You’ll also benefit from checking your progress on Wednesday. On Monday you made a plan for the week. Today you should make sure you’re still on track. If not, you have two days to accomplish your desired tasks for the week.
Thriving on Thursday
Thursdays are often cited as the most stressful day of the week. On Thursdays, both your energy levels and the work week are winding down.
Keep an eye on your motivation and stress levels every Thursday. If you’re feeling burned out, include some stress relief activities in your schedule. Try working in a different space for a change of scenery, taking a walk at lunch or quietly meditating for a few minutes at your desk. Thursday is a good day for both simple tasks and anything still hanging that you know you aren’t going to want to do on Friday.
Whenever you can, try to work on group projects and schedule meetings on Thursdays. You are more likely to stay engaged and motivated if you surround yourself with people. A quiet afternoon alone at your desk could lead to unwanted napping or daydreaming if you’re really feeling drained.
Friday is a day full of enthusiasm, but not usually for the tasks at hand. On Friday, you’re likely to spend much more time thinking about your awesome weekend plans than worrying about what’s on your desk. How likely? Even less work gets done on Fridays than on Mondays. Thirty-five percent less, to be exact. Many workers have mentally checked out on Friday and spend the day looking at cat pictures on the internet and poking their Facebook friends rather than worrying about work.
This is a great day for finishing up projects, but a terrible day to start new ones. Focus on tying up loose ends and doing easy tasks that require minimal concentration. Friday is a good time to catch up on paperwork and perform other menial but necessary tasks. If you’re a manager, consider scheduling team building exercises on Fridays. Your staff is likely to be much more relaxed and able to have fun with each other on a Friday than on a Wednesday.

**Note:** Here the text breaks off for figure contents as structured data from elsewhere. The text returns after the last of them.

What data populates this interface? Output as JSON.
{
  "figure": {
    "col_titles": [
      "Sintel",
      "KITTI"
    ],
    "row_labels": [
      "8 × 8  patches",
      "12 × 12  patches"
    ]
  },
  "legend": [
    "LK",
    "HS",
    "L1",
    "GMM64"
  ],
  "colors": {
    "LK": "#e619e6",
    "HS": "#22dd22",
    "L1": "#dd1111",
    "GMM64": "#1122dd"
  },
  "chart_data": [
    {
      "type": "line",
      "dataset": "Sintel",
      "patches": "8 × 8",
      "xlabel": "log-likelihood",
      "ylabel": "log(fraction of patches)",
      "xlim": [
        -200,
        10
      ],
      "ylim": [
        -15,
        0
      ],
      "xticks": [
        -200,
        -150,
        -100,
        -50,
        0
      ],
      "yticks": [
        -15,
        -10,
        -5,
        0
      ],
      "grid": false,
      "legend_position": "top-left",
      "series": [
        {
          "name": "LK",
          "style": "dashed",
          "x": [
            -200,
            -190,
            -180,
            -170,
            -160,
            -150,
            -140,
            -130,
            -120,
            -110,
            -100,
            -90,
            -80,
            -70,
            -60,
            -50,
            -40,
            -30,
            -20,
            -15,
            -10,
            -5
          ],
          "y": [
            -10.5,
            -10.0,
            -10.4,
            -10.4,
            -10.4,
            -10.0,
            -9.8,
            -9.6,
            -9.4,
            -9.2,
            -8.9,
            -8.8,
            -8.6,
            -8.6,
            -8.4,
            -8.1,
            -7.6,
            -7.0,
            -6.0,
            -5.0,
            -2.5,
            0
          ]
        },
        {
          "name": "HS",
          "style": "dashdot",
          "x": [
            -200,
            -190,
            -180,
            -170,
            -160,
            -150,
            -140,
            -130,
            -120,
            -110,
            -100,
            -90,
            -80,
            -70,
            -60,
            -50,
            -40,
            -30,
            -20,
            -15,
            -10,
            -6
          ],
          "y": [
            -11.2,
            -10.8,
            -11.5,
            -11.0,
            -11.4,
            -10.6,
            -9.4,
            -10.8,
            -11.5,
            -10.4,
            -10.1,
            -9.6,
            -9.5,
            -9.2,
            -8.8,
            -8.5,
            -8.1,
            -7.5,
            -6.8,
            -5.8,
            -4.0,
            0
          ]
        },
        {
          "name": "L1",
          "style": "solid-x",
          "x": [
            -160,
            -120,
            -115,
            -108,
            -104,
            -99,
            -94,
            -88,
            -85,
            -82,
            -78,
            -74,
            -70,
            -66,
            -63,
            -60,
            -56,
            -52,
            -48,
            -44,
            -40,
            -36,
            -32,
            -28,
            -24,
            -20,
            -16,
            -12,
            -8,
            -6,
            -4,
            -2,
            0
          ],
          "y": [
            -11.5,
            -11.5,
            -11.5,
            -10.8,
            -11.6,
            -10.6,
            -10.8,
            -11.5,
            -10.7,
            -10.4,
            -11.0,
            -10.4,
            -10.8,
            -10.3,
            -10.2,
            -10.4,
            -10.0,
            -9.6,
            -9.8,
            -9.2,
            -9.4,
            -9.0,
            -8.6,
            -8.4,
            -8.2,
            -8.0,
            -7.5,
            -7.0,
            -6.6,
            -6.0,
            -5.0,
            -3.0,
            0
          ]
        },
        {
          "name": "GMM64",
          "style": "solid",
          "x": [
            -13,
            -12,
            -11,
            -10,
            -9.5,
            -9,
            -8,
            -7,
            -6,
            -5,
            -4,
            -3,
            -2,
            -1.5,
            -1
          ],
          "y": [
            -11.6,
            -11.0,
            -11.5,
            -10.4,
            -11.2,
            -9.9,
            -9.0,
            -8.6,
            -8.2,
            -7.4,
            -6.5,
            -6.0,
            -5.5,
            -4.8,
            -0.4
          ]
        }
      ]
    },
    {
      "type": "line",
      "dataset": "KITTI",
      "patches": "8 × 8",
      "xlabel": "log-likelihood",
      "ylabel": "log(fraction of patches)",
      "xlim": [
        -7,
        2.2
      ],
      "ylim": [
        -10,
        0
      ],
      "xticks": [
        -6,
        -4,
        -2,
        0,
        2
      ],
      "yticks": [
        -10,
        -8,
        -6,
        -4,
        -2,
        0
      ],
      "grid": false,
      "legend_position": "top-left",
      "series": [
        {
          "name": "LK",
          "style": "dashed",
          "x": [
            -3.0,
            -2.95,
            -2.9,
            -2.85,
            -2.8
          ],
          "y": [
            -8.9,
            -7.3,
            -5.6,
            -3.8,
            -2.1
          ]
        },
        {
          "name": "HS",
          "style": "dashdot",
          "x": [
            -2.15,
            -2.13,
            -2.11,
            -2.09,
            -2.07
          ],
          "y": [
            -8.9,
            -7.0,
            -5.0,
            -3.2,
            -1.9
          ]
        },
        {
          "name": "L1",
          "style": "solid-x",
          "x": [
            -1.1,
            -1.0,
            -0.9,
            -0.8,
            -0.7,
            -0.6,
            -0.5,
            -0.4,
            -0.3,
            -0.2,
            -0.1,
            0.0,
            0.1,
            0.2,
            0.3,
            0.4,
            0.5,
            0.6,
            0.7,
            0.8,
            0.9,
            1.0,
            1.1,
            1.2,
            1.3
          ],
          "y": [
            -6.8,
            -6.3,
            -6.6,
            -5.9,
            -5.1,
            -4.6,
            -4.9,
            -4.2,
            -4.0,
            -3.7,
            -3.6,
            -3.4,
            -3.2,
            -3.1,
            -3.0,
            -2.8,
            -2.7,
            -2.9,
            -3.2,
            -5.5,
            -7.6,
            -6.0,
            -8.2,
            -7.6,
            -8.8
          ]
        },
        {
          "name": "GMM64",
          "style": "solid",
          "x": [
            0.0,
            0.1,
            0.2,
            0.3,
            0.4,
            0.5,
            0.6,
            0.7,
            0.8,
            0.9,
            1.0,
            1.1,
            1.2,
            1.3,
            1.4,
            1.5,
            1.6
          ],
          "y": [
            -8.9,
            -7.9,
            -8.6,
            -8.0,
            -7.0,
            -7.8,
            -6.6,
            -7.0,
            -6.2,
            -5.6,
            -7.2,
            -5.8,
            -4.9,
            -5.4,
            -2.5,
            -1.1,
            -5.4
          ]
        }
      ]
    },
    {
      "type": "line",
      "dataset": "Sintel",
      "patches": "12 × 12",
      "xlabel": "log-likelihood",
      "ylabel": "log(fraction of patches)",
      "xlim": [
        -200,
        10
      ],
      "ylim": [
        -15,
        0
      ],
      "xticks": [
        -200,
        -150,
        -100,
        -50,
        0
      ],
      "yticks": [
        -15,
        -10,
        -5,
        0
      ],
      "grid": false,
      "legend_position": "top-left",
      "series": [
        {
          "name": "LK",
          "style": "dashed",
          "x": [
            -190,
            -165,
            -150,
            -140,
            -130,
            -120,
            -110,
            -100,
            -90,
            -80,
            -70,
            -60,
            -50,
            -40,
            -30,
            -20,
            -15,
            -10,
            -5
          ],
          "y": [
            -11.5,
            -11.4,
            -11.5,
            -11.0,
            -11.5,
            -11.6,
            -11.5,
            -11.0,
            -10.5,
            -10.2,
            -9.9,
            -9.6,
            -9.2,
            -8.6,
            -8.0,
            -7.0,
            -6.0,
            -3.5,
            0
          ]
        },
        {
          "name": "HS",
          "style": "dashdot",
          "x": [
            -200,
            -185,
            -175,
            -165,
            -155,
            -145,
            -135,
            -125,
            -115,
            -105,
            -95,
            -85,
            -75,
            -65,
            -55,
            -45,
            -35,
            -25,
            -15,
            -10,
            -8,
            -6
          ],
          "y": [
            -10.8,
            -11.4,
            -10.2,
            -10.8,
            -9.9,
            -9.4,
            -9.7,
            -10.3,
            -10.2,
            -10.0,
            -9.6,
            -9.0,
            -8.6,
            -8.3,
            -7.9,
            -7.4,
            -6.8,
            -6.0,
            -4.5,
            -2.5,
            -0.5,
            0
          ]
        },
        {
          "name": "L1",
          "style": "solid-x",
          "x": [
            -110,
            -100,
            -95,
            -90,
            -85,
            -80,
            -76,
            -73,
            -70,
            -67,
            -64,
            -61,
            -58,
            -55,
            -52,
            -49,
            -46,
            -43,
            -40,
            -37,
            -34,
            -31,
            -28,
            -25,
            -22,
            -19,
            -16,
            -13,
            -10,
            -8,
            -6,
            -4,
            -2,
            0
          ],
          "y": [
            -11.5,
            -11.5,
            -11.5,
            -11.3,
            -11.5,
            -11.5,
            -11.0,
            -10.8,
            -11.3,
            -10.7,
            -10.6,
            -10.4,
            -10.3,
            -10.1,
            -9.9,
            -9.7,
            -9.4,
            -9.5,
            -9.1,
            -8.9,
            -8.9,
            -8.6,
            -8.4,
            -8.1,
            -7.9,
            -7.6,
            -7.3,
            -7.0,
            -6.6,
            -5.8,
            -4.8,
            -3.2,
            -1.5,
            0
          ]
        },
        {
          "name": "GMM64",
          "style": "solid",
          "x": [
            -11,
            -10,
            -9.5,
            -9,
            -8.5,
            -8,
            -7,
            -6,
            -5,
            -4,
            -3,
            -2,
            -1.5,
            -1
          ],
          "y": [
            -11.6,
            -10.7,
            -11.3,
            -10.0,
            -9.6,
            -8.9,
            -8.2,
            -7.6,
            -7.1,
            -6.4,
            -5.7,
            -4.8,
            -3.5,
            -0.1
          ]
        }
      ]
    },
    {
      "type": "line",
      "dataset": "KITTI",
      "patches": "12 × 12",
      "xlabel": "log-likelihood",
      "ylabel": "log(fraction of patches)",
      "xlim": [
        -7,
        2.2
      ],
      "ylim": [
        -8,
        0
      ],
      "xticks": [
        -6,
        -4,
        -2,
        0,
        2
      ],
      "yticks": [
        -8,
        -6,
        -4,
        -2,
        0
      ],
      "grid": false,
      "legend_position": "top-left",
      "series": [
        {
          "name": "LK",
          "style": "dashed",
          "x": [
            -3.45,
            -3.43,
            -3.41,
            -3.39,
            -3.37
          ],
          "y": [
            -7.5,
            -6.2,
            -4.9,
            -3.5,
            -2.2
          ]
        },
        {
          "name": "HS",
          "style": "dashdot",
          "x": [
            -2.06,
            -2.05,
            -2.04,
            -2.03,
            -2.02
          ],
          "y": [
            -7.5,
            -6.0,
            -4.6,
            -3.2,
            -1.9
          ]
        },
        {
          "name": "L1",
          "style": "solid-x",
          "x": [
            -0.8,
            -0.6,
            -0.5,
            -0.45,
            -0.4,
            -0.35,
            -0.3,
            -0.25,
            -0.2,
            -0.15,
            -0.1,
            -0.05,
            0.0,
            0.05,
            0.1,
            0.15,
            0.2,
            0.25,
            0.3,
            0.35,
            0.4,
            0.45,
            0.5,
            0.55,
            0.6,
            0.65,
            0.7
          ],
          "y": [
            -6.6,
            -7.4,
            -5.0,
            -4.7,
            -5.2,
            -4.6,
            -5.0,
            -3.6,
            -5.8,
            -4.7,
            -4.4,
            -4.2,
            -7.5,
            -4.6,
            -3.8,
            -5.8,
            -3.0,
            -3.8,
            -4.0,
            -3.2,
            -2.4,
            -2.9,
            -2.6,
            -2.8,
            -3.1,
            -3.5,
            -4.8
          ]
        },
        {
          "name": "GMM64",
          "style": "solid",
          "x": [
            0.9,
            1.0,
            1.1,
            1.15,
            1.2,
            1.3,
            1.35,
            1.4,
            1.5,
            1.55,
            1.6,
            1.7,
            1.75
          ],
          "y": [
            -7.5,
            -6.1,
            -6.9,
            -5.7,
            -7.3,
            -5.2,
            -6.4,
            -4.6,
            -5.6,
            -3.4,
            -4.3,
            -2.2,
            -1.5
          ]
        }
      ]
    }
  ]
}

The weekend is the time to kick back, relax and enjoy yourself. You’ll need the rest so you can gear up for Monday and do it all again. When thinking about your work week, plan on easing into Monday, being as productive as possible on Tuesdays and Wednesdays, and slowly starting to slide back out of the week on Thursday and Friday. Scheduling yourself around these peak productive times will help you accomplish your goals more effectively by knowing when you are likely to be the most energetic and engaged.